Tuesday, June 12, 2012
Viewing social expenditures as an investment rather than only as a cost is critical if we are to break out of the trap of low productivity and rising inequality.
CREATING 'iron rice bowl' welfare structures would entail higher taxes in the long run ('Contemplating Singapore's future as leading global city'; Sunday). However, increasing social expenditures in a targeted way so as to unlock human capital and raise productivity could ultimately pay for itself to a large extent.High property prices, rising inflation, widening income inequality and weak social safety nets pressure Singapore workers to maximise short-term financial gain. This translates to less entrepreneurship, high job turnover and low fertility rates.
Effectively targeted social expenditures could reduce these effects and thus raise productivity.
For example, investing to lower the student-teacher ratio and raise teaching quality in neighbourhood schools could unlock the potential among lower-income Singaporeans and late bloomers.
Lowering effective property prices for first-time home buyers and reducing high out-of-pocket medical expenses would decrease short-term financial pressures, which could lead to lower job turnover, better workplace training and higher productivity for the economy as a whole.
Entrepreneurship would probably benefit from both these moves.

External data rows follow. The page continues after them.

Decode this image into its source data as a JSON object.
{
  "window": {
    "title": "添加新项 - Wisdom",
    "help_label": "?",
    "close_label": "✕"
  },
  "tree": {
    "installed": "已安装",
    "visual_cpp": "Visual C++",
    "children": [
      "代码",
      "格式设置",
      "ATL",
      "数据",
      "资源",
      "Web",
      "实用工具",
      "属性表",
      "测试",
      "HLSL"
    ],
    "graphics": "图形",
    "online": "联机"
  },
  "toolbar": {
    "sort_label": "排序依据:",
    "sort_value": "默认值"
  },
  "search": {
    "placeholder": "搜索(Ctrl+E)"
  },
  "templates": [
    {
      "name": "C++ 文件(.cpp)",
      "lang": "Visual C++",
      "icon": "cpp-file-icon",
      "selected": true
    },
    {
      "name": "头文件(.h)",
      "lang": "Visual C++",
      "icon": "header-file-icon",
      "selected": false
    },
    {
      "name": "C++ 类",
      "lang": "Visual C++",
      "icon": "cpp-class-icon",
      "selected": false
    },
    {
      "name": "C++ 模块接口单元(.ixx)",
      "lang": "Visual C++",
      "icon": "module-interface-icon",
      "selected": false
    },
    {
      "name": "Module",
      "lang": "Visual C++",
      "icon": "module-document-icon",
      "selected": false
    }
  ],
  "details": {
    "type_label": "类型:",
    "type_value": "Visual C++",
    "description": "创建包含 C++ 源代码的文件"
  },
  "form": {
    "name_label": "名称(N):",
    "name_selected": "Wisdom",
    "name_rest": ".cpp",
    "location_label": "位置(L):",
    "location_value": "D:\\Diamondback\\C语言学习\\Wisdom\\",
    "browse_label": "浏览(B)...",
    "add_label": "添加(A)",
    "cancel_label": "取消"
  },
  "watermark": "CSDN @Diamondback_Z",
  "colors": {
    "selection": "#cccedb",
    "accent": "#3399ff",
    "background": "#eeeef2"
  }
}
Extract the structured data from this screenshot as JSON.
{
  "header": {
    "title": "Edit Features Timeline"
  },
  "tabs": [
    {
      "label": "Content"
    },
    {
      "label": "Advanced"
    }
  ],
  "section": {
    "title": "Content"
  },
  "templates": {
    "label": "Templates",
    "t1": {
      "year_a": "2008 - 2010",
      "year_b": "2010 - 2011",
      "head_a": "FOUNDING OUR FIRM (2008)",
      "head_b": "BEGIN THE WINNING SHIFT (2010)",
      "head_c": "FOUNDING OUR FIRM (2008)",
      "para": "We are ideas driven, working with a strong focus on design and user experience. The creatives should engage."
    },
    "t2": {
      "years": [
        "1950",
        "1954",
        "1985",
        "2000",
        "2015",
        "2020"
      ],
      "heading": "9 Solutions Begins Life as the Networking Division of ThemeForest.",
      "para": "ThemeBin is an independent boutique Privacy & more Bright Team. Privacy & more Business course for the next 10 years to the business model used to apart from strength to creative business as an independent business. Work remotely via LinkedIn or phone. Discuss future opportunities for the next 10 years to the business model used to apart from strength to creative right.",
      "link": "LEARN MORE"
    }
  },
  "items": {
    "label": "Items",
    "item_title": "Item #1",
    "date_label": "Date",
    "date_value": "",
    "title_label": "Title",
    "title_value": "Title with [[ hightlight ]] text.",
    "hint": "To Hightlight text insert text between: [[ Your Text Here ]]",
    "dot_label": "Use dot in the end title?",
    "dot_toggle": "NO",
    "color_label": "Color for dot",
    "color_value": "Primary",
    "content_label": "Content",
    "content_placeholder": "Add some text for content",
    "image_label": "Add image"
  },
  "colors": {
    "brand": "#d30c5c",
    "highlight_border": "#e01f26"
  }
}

Such effects would lift productivity-driven economic growth and help pay for social expenditures in the long term, even with the existing tax regime.
After all, productivity-driven growth leads to higher incomes and expenditures, and thus raises the tax base.
Growth driven by increasing low-cost foreign labour has the reverse effect - it does not increase taxes very much but requires higher infrastructure spending.
In the short term, increased expenditures can be supported by Singapore's Budget surpluses, which are consistently high by international standards.
This creates a strong case for sensibly re-investing much of those surpluses to raise productivity, while maintaining a prudent and well-articulated reserves policy to manage risk.